Finanzinstitute und Wealth-Management-Spezialisten rund um den Globus transferieren die Vermögen ihrer Kunden bevorzugt auf Konten in South Dakota, Nevada und Delaware, ohne die heimischen Steuerbehörden darüber aufzuklären. Die US-Steuerbehörde IRS möchte mehr Informationen, doch scheiterte der Ruf nach grösserer Transparenz bislang am Einspruch der US-Bankenindustrie und im Kongress. Schon 2011 hatte der Abgeordnete Paul Ryan, jetzt als Sprecher des Washingtoner Repräsentantenhauses mächtigster Republikaner in der Hauptstadt, gegenüber dem Wirtschaftsmagazin «American Business» erklärt, Steuerhinterziehung und Offshore-Konten liessen sich am besten bekämpfen, wenn die USA eine Steueroase «für andere Länder» seien, «anstatt dass andere Länder Steueroasen für Amerika sind».

Blinder Fleck USA

«Bloomberg» berichtet, dass reiche Kunden inzwischen Gelder aus der Schweiz, aus Bermuda und anderen Oasen abziehen und auf US-Konten bunkern. Hatte die OECD schon vor den neuen Enthüllungen Kritik an Panama geübt und das Land im Februar sogar von der Liste von Nationen genommen, die sich zum Austausch von Informationen verpflichtet haben, so schweigt die Organisation, wenn es um ihren grössten Geldgeber geht, nämlich die USA.
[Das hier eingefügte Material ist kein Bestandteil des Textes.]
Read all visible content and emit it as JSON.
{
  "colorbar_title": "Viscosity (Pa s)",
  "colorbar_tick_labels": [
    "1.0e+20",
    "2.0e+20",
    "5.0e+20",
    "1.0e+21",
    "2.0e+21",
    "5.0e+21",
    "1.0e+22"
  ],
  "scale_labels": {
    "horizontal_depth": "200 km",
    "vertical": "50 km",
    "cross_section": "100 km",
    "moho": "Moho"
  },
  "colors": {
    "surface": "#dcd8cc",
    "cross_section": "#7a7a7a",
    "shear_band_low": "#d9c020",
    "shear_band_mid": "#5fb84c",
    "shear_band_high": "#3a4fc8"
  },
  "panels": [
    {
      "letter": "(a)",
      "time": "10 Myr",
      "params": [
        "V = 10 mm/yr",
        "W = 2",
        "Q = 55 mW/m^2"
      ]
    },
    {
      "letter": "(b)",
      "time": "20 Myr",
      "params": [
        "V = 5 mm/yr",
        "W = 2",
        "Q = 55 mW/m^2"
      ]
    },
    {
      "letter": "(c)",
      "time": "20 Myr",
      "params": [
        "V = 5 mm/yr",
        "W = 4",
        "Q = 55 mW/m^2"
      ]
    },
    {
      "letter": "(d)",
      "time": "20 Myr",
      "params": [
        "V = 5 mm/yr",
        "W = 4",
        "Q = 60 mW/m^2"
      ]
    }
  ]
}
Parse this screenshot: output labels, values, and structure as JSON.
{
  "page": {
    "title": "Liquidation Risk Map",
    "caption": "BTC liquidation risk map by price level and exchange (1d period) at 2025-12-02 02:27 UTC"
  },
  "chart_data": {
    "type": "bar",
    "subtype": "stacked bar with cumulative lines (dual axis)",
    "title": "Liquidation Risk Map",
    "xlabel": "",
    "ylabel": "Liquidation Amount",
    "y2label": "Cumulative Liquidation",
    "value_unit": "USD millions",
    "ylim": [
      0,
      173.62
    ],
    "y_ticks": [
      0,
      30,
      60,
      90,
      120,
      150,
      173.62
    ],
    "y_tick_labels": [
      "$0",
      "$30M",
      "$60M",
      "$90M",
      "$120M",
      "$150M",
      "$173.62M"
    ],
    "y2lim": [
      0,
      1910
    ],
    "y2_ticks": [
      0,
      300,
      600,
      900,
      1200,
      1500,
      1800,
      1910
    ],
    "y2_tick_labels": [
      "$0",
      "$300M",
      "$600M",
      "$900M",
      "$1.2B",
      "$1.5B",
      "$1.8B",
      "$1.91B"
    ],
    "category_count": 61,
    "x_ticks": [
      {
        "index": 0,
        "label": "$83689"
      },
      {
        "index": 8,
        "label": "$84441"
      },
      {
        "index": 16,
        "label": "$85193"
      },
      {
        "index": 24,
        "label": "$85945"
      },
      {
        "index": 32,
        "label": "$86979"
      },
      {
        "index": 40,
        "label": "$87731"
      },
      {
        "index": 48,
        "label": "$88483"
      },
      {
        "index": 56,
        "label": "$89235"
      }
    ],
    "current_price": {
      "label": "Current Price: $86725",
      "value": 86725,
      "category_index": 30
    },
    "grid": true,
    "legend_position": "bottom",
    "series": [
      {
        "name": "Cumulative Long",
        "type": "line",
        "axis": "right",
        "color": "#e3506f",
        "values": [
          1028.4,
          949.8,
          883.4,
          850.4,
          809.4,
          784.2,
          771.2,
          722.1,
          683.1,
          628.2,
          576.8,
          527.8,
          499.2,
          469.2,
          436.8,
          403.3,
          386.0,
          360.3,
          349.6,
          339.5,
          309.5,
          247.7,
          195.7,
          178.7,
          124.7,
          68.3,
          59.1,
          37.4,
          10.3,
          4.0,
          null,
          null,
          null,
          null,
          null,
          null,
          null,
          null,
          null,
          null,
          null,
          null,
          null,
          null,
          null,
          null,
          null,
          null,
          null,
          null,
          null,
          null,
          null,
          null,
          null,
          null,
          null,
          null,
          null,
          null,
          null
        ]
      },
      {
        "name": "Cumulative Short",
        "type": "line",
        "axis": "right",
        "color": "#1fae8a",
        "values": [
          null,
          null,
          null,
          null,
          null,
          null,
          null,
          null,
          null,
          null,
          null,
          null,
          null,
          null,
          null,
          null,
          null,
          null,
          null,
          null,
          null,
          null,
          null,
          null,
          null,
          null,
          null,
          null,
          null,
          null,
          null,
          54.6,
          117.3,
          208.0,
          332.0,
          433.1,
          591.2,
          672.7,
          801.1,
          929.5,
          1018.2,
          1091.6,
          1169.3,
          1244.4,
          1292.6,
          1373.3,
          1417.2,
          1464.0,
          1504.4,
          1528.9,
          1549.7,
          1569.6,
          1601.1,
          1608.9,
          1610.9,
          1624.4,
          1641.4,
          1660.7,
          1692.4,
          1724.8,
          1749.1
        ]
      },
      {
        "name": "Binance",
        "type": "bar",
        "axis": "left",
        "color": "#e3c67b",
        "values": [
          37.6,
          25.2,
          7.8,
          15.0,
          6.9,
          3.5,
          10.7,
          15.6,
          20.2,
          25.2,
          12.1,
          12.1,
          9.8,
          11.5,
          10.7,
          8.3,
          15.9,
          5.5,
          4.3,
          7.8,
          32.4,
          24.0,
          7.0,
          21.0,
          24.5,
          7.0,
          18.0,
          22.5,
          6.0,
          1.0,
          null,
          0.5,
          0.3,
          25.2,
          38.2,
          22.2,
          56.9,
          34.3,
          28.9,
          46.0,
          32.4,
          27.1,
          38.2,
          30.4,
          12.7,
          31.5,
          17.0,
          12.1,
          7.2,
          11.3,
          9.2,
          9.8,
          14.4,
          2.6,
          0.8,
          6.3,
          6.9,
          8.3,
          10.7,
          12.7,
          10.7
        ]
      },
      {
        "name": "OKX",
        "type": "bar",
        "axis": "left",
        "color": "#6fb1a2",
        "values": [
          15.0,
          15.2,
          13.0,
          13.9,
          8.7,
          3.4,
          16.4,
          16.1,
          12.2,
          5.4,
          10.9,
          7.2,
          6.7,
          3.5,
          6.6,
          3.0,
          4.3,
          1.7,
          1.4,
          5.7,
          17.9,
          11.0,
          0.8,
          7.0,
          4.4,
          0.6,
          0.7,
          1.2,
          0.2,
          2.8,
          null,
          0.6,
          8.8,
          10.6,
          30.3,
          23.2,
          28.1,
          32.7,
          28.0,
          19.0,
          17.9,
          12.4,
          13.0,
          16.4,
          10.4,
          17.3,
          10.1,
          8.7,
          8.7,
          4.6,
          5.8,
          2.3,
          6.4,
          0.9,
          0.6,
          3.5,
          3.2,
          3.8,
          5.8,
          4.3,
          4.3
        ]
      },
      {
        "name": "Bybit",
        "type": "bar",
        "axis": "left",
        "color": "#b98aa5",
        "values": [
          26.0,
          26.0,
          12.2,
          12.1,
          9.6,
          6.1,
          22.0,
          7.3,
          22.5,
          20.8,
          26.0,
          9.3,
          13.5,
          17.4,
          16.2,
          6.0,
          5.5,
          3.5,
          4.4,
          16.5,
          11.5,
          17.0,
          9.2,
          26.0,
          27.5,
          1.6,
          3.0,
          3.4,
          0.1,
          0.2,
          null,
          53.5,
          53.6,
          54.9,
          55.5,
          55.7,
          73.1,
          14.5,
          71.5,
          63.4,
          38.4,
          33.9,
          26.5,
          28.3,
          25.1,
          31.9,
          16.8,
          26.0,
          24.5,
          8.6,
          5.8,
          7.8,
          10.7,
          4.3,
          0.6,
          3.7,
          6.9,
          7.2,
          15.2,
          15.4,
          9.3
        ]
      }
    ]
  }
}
Nach dem Bekanntwerden der Panama Papers erklärte OECD-Generalsekretär Angel Gurría am Montag, die Steueroase am Kanal sei der «letzte grössere Verweigerer, der es erlaubt, Offshore-Gelder vor Polizei- und Steuerbehörden zu verstecken». Der 2007 von der Regierung George W. Bushs ausgehandelte, jedoch bisher nicht vom Kongress ratifizierte Handelsvertrag mit Panama würde diese Praktiken kaum antasten. Die OECD wiederum scheut sich, von Washington die Unterzeichnung von Richtlinien zum Informationsaustausch zu verlangen, die von 97 Nationen akzeptiert worden sind. Obschon die USA inzwischen von einigen Finanzberatern als «die neue Schweiz« bezeichnet würden, so das Branchenmagazin «Bloomberg Businessweek».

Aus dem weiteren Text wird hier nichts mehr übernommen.